Homecoming

Thomas Hürlimann

German, Fischer Verlag, Frankfurt/M., 2018

“The name links me with my earlier existence, with Senior, with our rubber factory, with my origins.”

Introduced by Jen Calleja


Thomas Hürlimann’s latest novel explores the burden of parental rejection and the impossibility of returning home in this enthralling tale that is part epic, part Bildungsroman. The reader is taken on many journeys with Heinrich Übel Junior, including his mission to find out what happened the night of his car accident, his pursuit of the many mysterious figures appearing in his memory, and his long-awaited return to his father’s factory. In the figure of Übel Junior we find a contemporary Odysseus or Robinson Crusoe on his quest to finally become a man.

Heinrich Übel Junior is a disappointment to his father. He’s a “scrap that has fallen far from the tree” and is kicked out of his job at Übel Senior’s rubber factory. Junior must acquire the title of Doctor – like his father – in order to be able to take over the family business. He enrols as a visiting student in Zürich and studies across all departments, but can’t decide what to study properly for eighteen years. Once he finally decides to take the university entrance exam, he is stumped by the one-page application form – how could he sum up his life and experience in a page? – and ends up writing his biography many times over. He receives a call asking him to come home after his father has a nervous breakdown and reaches his hometown too late for the last bus, so borrows a car, only to end up in a car accident. He wakes up faraway in Sicily and this is where the novel begins.

Hürlimann’s writing performs an impressive tightrope walk between realism and surrealism and traverses a space where fantasy, desire, procrastination and distraction abound – the reader cannot help but surrender their disbelief and bewilderment during the uncanny encounters Junior has in Sicily and Zürich while trying to piece together what happened to him after the crash. It is also writing about the impossible act of writing a life, with all the complexities and re-evaluations this can throw up.

Übel is on a quest for answers including how and why he ended up in Sicily with a frightening scar running down his newly shaven head, why his father sent him away so abruptly, and whether his beloved mother really drowned all those years ago. Hürlimann’s novel is a characteristic exploration of mothers and fathers, sexual desire, memory, boyhood-to-manhood, home, and the past.
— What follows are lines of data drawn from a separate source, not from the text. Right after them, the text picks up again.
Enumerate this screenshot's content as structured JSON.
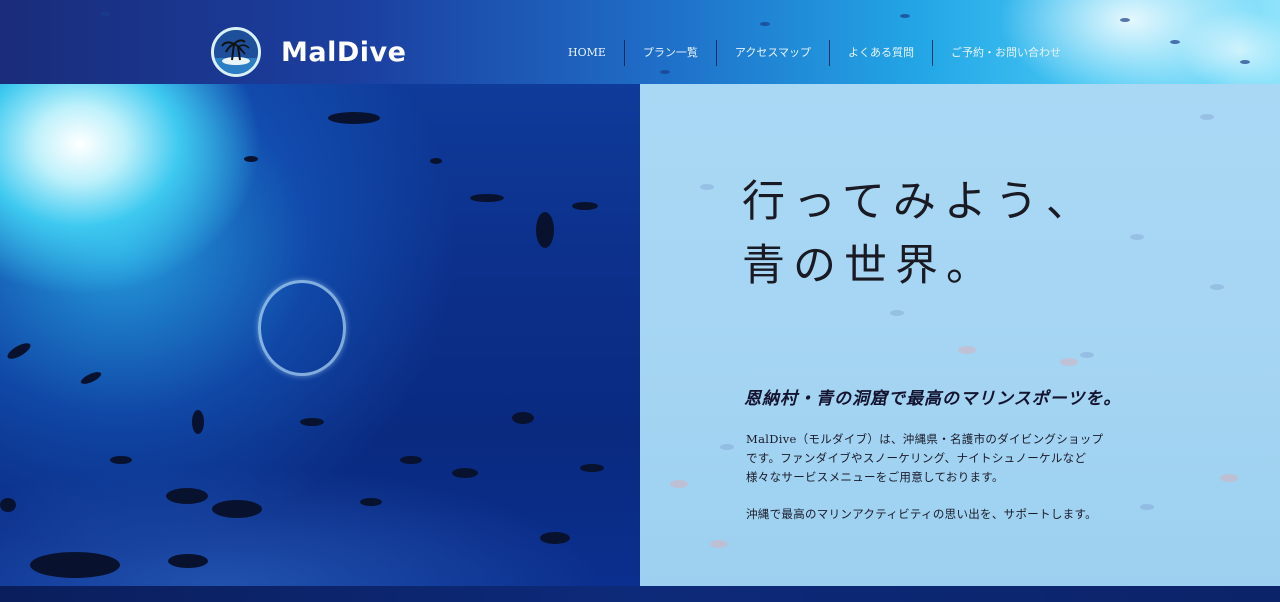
{
  "brand": {
    "name": "MalDive",
    "logo_icon": "palm-island-icon"
  },
  "nav": {
    "items": [
      {
        "label": "HOME"
      },
      {
        "label": "プラン一覧"
      },
      {
        "label": "アクセスマップ"
      },
      {
        "label": "よくある質問"
      },
      {
        "label": "ご予約・お問い合わせ"
      }
    ]
  },
  "hero": {
    "headline_line1": "行ってみよう、",
    "headline_line2": "青の世界。",
    "subheading": "恩納村・青の洞窟で最高のマリンスポーツを。",
    "body_line1": "MalDive（モルダイブ）は、沖縄県・名護市のダイビングショップ",
    "body_line2": "です。ファンダイブやスノーケリング、ナイトシュノーケルなど",
    "body_line3": "様々なサービスメニューをご用意しております。",
    "body_line4": "沖縄で最高のマリンアクティビティの思い出を、サポートします。"
  },
  "colors": {
    "deep_blue": "#0b2f8e",
    "light_panel": "#a6d6f3",
    "text_dark": "#1a1a24"
  }
}
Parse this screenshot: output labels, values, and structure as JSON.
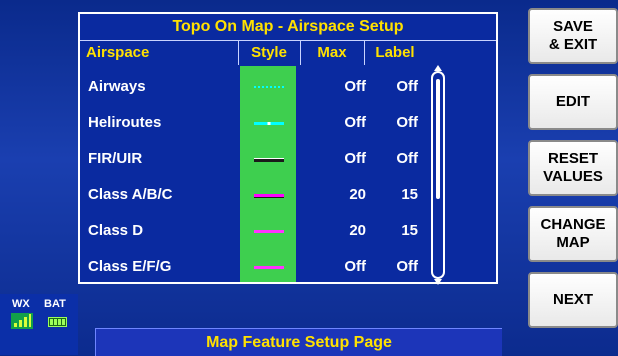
{
  "panel": {
    "title": "Topo On Map - Airspace Setup",
    "columns": {
      "airspace": "Airspace",
      "style": "Style",
      "max": "Max",
      "label": "Label"
    },
    "rows": [
      {
        "name": "Airways",
        "style_color": "#00ffff",
        "style_pattern": "dotted",
        "max": "Off",
        "label": "Off"
      },
      {
        "name": "Heliroutes",
        "style_color": "#00ffff",
        "style_pattern": "dash-dash",
        "max": "Off",
        "label": "Off"
      },
      {
        "name": "FIR/UIR",
        "style_color": "#333333",
        "style_pattern": "solid-gray",
        "max": "Off",
        "label": "Off"
      },
      {
        "name": "Class A/B/C",
        "style_color": "#ff00ff",
        "style_pattern": "solid-dark",
        "max": "20",
        "label": "15"
      },
      {
        "name": "Class D",
        "style_color": "#ff33ff",
        "style_pattern": "solid",
        "max": "20",
        "label": "15"
      },
      {
        "name": "Class E/F/G",
        "style_color": "#ff33ff",
        "style_pattern": "solid",
        "max": "Off",
        "label": "Off"
      }
    ]
  },
  "softkeys": [
    {
      "label": "SAVE\n& EXIT"
    },
    {
      "label": "EDIT"
    },
    {
      "label": "RESET\nVALUES"
    },
    {
      "label": "CHANGE\nMAP"
    },
    {
      "label": "NEXT"
    }
  ],
  "status": {
    "wx_label": "WX",
    "bat_label": "BAT"
  },
  "footer": {
    "text": "Map Feature Setup Page"
  },
  "colors": {
    "title": "#ffe100",
    "style_bg": "#3ecf4f",
    "panel_bg": "#0a2aa0"
  }
}
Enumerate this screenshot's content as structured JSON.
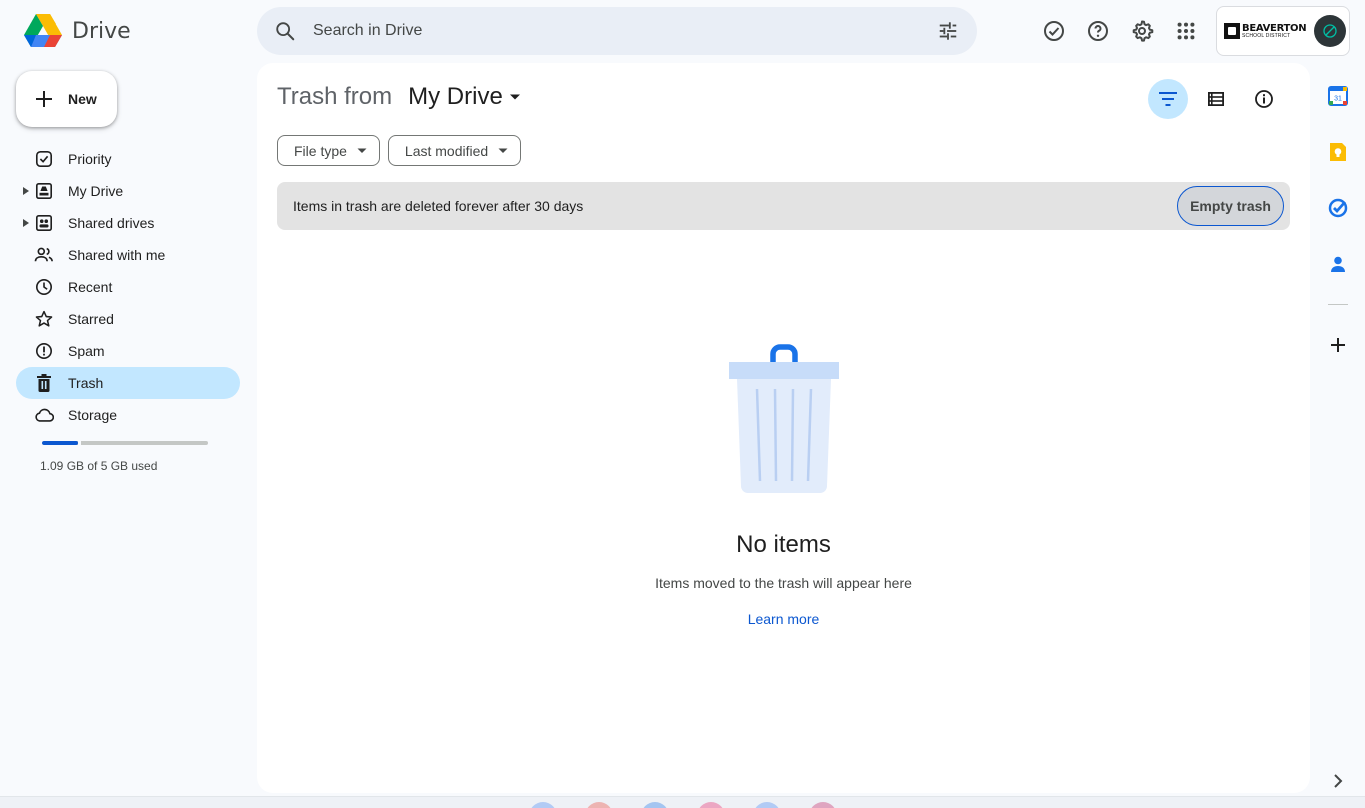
{
  "app": {
    "name": "Drive"
  },
  "search": {
    "placeholder": "Search in Drive"
  },
  "account": {
    "org_name": "BEAVERTON",
    "org_sub": "SCHOOL DISTRICT"
  },
  "new_button": {
    "label": "New"
  },
  "nav": {
    "items": [
      {
        "label": "Priority",
        "icon": "priority-icon"
      },
      {
        "label": "My Drive",
        "icon": "my-drive-icon"
      },
      {
        "label": "Shared drives",
        "icon": "shared-drives-icon"
      },
      {
        "label": "Shared with me",
        "icon": "shared-with-me-icon"
      },
      {
        "label": "Recent",
        "icon": "clock-icon"
      },
      {
        "label": "Starred",
        "icon": "star-icon"
      },
      {
        "label": "Spam",
        "icon": "spam-icon"
      },
      {
        "label": "Trash",
        "icon": "trash-icon",
        "active": true
      },
      {
        "label": "Storage",
        "icon": "cloud-icon"
      }
    ]
  },
  "storage": {
    "text": "1.09 GB of 5 GB used",
    "used_fraction": 0.218,
    "color": "#0b57d0"
  },
  "main": {
    "title_prefix": "Trash from",
    "title_location": "My Drive",
    "filters": {
      "file_type": "File type",
      "last_modified": "Last modified"
    },
    "banner": {
      "text": "Items in trash are deleted forever after 30 days",
      "button": "Empty trash"
    },
    "empty": {
      "title": "No items",
      "subtitle": "Items moved to the trash will appear here",
      "link": "Learn more"
    }
  },
  "colors": {
    "accent": "#0b57d0",
    "selected": "#c2e7ff",
    "search_bg": "#e9eef6"
  }
}
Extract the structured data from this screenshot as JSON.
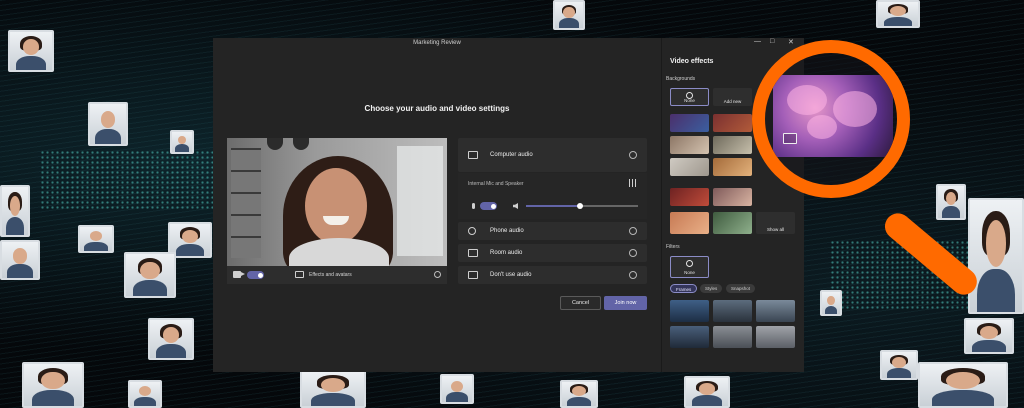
{
  "window": {
    "title": "Marketing Review"
  },
  "settings": {
    "heading": "Choose your audio and video settings"
  },
  "preview_bar": {
    "effects_label": "Effects and avatars"
  },
  "audio": {
    "computer": "Computer audio",
    "device_label": "Internal Mic and Speaker",
    "volume_fraction": 0.48,
    "phone": "Phone audio",
    "room": "Room audio",
    "none": "Don't use audio"
  },
  "actions": {
    "cancel": "Cancel",
    "join": "Join now"
  },
  "effects": {
    "title": "Video effects",
    "backgrounds_label": "Backgrounds",
    "none_label": "None",
    "add_label": "Add new",
    "show_all_label": "Show all",
    "filters_label": "Filters",
    "filter_none_label": "None",
    "tabs": [
      "Frames",
      "Styles",
      "Snapshot"
    ]
  },
  "colors": {
    "accent": "#6264a7",
    "magnifier": "#ff6a00",
    "panel": "#242424"
  }
}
Key to translating this novel will be creating the anxious, disorientated and self-aware voice of Junior who tells the story, immersing the reader in his unsettled and frantic mental state. There are some beautiful images that act as moments of pause and reflection in the tumbling prose, and flashes of wordplay and humour, like the whimsical ad-speak of the rubber factory catalogue.

Title
Heimkehr
Publisher
Fischer Verlag, Frankfurt/M.
Translation rights
Myriam Alfano, myriam.alfano@fischerverlage.de
Publication date
August 2018
Pages
522
ISBN
978-3-10-031557-1

Author

Thomas Hürlimann

Thomas Hürlimann, born 1950 in Zug, Switzerland, studied philosophy in Zürich and Berlin. He has written numerous plays, stories, and novels. His novel Der große Kater (The Day of the Cat) was adapted for the screen, with Bruno Ganz in the title role. Hürlimann’s work has won him numerous prizes, including the Rauris Literature Prize (1982), the Joseph Breitbach Literature Prize (2001), the Jean Paul Prize (2003), the Thomas Mann Prize (2012), and the Hugo Ball Prize (2014). He is a Corresponding Member of the Bavarian Academy of Fine Arts and a member of the Academy of the Arts, Berlin. His work has been translated into 21 languages. After many years of living in Berlin, he now lives in Switzerland again.